The historic cyclone that made landfall on this date last year was so powerful and devastating that it was designated a "superstorm," had its name retired, and entered the tropical storm hall of fame.
But hurricane experts fear that something far worse than Sandy, blamed for $50 billion in damage, is brewing. In the next two decades, the nation could experience a $500 billion storm.
The sea level is rising, and global warming might affect future storms. But even if the world's temperature stops rising before you finish this paragraph, hurricanes far more damaging than Sandy are all but a certainty, they say.
Despite unprecedented forecasting, monitoring, and warning abilities, and a record period of hurricanes avoiding landfall, the disaster remains one of the nation's most robust growth industries, with almost unlimited potential.
"Quite simply, there are more people and more infrastructure in harm's way," said Margaret Davidson, the National Oceanic and Atmospheric Administration's acting director of coastal resource management.
Jersey Shore real estate alone is worth about $95 billion -- an 11-fold increase since 1962 -- and industry officials estimate that properties in hurricane-vulnerable areas have an insured value of $10 trillion.
Disaster costs have exploded in the last 25 years.
No U.S. hurricane caused more than $1 billion in damage before Hugo in 1989. From 2005 through fiscal 2011, the Federal Emergency Management Agency has spent more than $50 billion on tropical storms -- 90 percent of all disaster money -- even though no major hurricanes made a U.S. landfall after 2005.
Sandy stimulated discussions about mitigation, emergency preparedness, communication, and even sand dunes. But given the nation's hurricane history, Davidson said, she wondered about any lasting impact.
"How many lessons have we actually learned well?" she said. "I'd like to see us make some new mistakes, frankly, as opposed to repeating the same old mistakes at greater expense."
Sandy's fundamental lesson, said Roger Pielke Jr., disaster specialist at the University of Colorado, is: "Planet Earth is a dangerous place, where extreme events are commonplace and disasters are to be expected."
Pielke has devised methods to analyze hurricanes in the period of record and estimated what those storms would cost if they struck today, given population, building, and inflation -- what he calls "normalized" damage.
Far and away No. 1 on the list is the Great Miami Hurricane of 1926 at $183.3 billion. The estimates grow about 5 percent annually. Thus a similar storm hitting the same area 20 years from now would yield close to $500 billion in damage.
Katrina, the 2005 hurricane blamed for thousands of deaths and leaving FEMA's National Flood Insurance Program swamped in a red tide of debt, is No. 4, at $80 billion. Sandy is No. 7.
One factor that argues for more expensive future storms is the rising sea level. Seas generally have been rising for thousands of years as the planet has warmed, and in recent years the rising has accelerated, the result of melting ice and the greater volume of warm water.

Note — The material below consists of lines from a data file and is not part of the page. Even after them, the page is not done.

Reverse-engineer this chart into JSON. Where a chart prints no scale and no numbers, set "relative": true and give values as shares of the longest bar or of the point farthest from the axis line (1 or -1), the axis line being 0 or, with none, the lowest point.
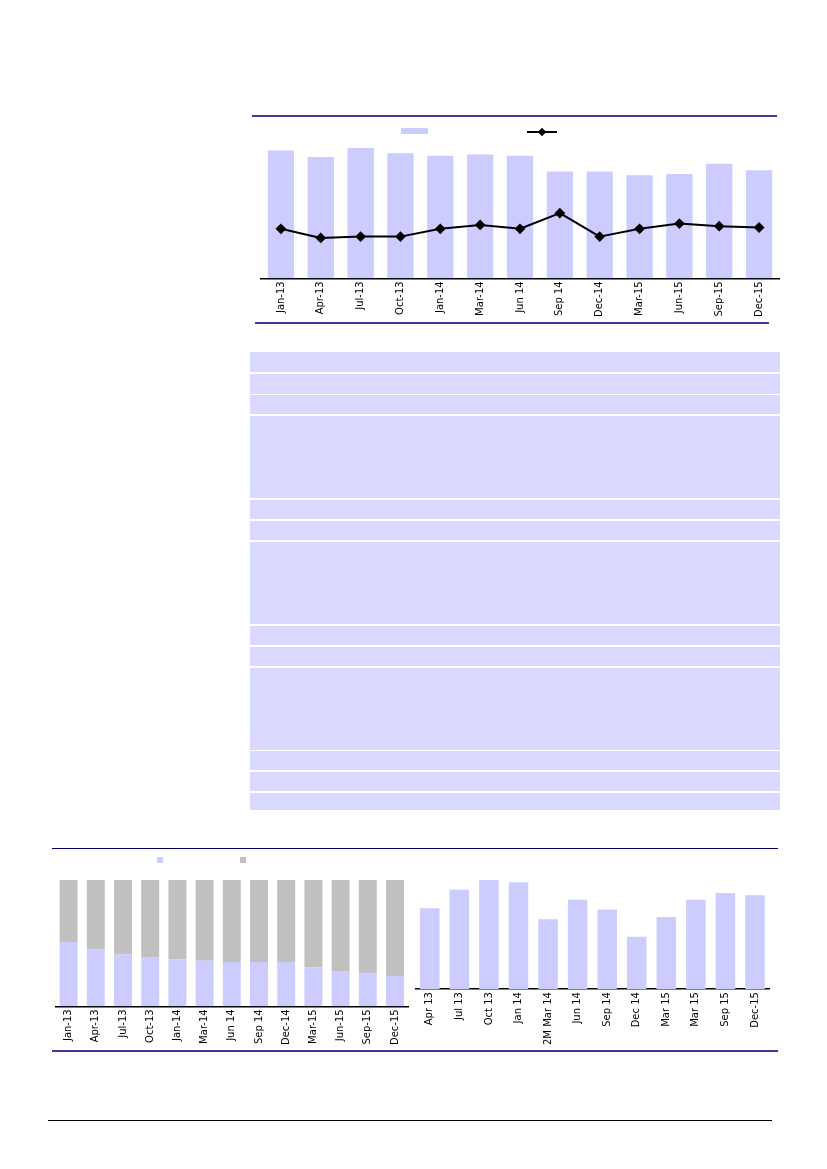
{
  "chart_data": [
    {
      "type": "bar",
      "relative": true,
      "categories": [
        "Jan-13",
        "Apr-13",
        "Jul-13",
        "Oct-13",
        "Jan-14",
        "Mar-14",
        "Jun 14",
        "Sep 14",
        "Dec-14",
        "Mar-15",
        "Jun-15",
        "Sep-15",
        "Dec-15"
      ],
      "series": [
        {
          "type": "bar",
          "color": "#ccccff",
          "values": [
            0.98,
            0.93,
            1,
            0.96,
            0.94,
            0.95,
            0.94,
            0.82,
            0.82,
            0.79,
            0.8,
            0.88,
            0.83
          ]
        },
        {
          "type": "line",
          "color": "#000000",
          "marker": "diamond",
          "line_style": "solid",
          "values": [
            0.38,
            0.31,
            0.32,
            0.32,
            0.38,
            0.41,
            0.38,
            0.5,
            0.32,
            0.38,
            0.42,
            0.4,
            0.39
          ]
        }
      ]
    },
    {
      "type": "bar",
      "relative": true,
      "stacked": true,
      "categories": [
        "Jan-13",
        "Apr-13",
        "Jul-13",
        "Oct-13",
        "Jan-14",
        "Mar-14",
        "Jun 14",
        "Sep 14",
        "Dec-14",
        "Mar-15",
        "Jun-15",
        "Sep-15",
        "Dec-15"
      ],
      "series": [
        {
          "color": "#ccccff",
          "values": [
            0.51,
            0.45,
            0.41,
            0.39,
            0.37,
            0.36,
            0.35,
            0.35,
            0.35,
            0.31,
            0.28,
            0.26,
            0.24
          ]
        },
        {
          "color": "#c0c0c0",
          "values": [
            0.49,
            0.55,
            0.59,
            0.61,
            0.63,
            0.64,
            0.65,
            0.65,
            0.65,
            0.69,
            0.72,
            0.74,
            0.76
          ]
        }
      ]
    },
    {
      "type": "bar",
      "relative": true,
      "categories": [
        "Apr 13",
        "Jul 13",
        "Oct 13",
        "Jan 14",
        "2M Mar 14",
        "Jun 14",
        "Sep 14",
        "Dec 14",
        "Mar 15",
        "Mar 15",
        "Sep 15",
        "Dec-15"
      ],
      "series": [
        {
          "color": "#ccccff",
          "values": [
            0.74,
            0.91,
            1,
            0.98,
            0.64,
            0.82,
            0.73,
            0.48,
            0.66,
            0.82,
            0.88,
            0.86
          ]
        }
      ]
    }
  ]
}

Sandy is a powerful illustration of the importance of water levels. It made landfall during one of the highest tides of the year along the New Jersey and New York coasts.

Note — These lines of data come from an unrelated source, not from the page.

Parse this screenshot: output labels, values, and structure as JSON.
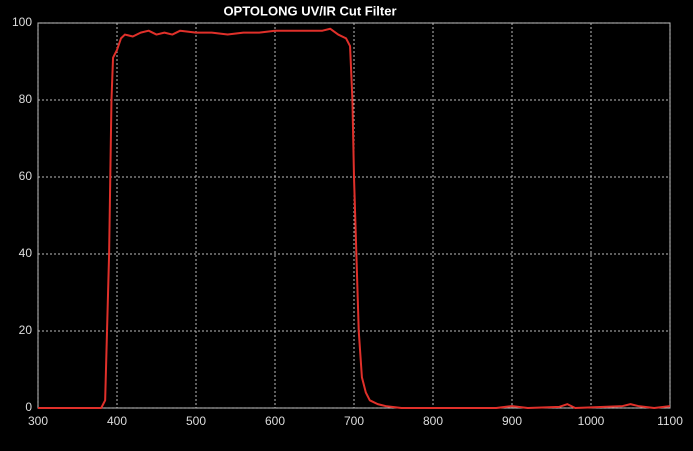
{
  "chart_data": {
    "type": "line",
    "title": "OPTOLONG UV/IR Cut Filter",
    "x": [
      300,
      350,
      380,
      385,
      390,
      393,
      395,
      400,
      405,
      410,
      420,
      430,
      440,
      450,
      460,
      470,
      480,
      500,
      520,
      540,
      560,
      580,
      600,
      620,
      640,
      660,
      670,
      680,
      690,
      695,
      698,
      700,
      703,
      706,
      710,
      715,
      720,
      730,
      740,
      760,
      800,
      880,
      900,
      920,
      960,
      970,
      980,
      1040,
      1050,
      1060,
      1080,
      1100
    ],
    "series": [
      {
        "color": "#e0302a",
        "values": [
          0,
          0,
          0,
          2,
          40,
          80,
          91,
          93,
          96,
          97,
          96.5,
          97.5,
          98,
          97,
          97.5,
          97,
          98,
          97.5,
          97.5,
          97,
          97.5,
          97.5,
          98,
          98,
          98,
          98,
          98.5,
          97,
          96,
          94,
          80,
          60,
          40,
          20,
          8,
          4,
          2,
          1,
          0.5,
          0,
          0,
          0,
          0.5,
          0,
          0.3,
          1,
          0,
          0.5,
          1,
          0.5,
          0,
          0.5
        ]
      }
    ],
    "xlim": [
      300,
      1100
    ],
    "xticks": [
      300,
      400,
      500,
      600,
      700,
      800,
      900,
      1000,
      1100
    ],
    "ylim": [
      0,
      100
    ],
    "yticks": [
      0,
      20,
      40,
      60,
      80,
      100
    ],
    "grid": true
  }
}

Had it arrived at low tide, said Adam H. Sobel, an atmospheric scientist at Columbia University, the water level in New York Harbor would have been around 9 feet -- about the level of Irene in 2011, not a big deal in terms of storm surge -- rather than 14 feet.

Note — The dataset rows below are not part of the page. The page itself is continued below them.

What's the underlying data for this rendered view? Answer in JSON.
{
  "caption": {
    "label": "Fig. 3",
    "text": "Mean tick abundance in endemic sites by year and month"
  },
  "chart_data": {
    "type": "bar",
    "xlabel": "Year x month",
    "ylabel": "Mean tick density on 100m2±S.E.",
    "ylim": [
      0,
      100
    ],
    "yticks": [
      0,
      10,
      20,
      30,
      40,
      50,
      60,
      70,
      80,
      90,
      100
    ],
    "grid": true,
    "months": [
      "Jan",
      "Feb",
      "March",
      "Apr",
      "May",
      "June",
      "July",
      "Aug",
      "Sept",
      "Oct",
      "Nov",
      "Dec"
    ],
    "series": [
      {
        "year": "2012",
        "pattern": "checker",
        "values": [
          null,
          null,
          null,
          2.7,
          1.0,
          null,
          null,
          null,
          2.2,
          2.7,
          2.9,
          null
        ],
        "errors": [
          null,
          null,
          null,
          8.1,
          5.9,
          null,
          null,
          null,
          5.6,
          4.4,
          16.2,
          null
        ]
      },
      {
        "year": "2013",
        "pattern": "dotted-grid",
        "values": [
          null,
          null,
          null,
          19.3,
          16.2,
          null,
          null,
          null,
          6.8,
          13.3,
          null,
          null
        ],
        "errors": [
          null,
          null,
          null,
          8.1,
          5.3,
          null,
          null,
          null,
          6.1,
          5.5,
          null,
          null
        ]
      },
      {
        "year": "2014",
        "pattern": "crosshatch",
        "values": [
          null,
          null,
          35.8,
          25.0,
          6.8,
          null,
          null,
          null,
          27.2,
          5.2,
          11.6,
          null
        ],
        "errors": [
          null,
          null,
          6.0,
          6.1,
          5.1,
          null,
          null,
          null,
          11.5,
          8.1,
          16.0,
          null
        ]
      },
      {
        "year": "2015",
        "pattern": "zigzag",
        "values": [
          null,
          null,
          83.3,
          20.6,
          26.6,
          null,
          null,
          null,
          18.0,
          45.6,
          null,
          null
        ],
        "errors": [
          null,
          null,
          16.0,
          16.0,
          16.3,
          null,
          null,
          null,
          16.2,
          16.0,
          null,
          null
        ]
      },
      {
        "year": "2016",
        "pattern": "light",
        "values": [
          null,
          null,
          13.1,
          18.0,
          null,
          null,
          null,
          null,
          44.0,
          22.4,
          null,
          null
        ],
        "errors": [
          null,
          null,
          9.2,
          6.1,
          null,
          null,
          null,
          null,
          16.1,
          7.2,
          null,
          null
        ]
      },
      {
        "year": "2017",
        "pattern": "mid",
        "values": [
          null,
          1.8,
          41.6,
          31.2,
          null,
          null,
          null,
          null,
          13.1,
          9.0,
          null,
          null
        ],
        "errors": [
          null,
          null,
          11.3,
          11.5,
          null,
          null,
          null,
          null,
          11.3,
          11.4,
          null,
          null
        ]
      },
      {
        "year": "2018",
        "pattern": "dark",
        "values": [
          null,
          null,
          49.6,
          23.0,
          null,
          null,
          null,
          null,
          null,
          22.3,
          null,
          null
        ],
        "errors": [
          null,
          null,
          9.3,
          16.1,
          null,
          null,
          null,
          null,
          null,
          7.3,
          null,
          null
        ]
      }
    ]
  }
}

"Manhattan wouldn't have lost power," he said. "The subways wouldn't have flooded."
Higher seas mean more damaging storm surges and also subtle increases in wave power.
"We know sea level is already rising," said Ben Strauss, a climate scientist at Climate Central, an independent research organization. "Every coastal flood is starting from a higher launch pad.
"Even if there were no increase in storm intensity, we would still see much worse flooding in the future."
It is unclear whether global warming is affecting hurricane intensity, according to the 10 scientists who authored a 2010 paper, but they said the models suggest an increase in intensity of 2 percent to 11 percent by the end of the century.
"I have not seen anything that would suggest any change in storm strength," said Frank Marks, director of NOAA's Hurricane Research Division. "Given that the warming is expected to affect the polar regions more than the tropics, I doubt we will see much change in the tropical cyclones due to warming for some time."
The last eight tropical-storm seasons have been unprecedented in terms of the lack of hurricane landfalls. No major hurricane -- one with winds of at least 111 mph -- has hit the U.S. coast since 2005, and no hurricane of any strength has made a Florida landfall since then. Both are record streaks. This season, for the first time since 1982, no major hurricane has formed in the Atlantic Basin, not even a fish storm.
No scientist has attributed the gentleness to global warming, however, and no one expects that luck to continue.
Some season soon, experts say, something worse than Sandy is all but inevitable, even without changes in storm intensity. The pins are set up, and the weight of the ball isn't going to make much difference.
"We really can ill afford to keep having these $30 (billion) to 100 billion disasters," NOAA's Davidson said.
"Now, we think we're going to see $100 billion disasters on a regular basis."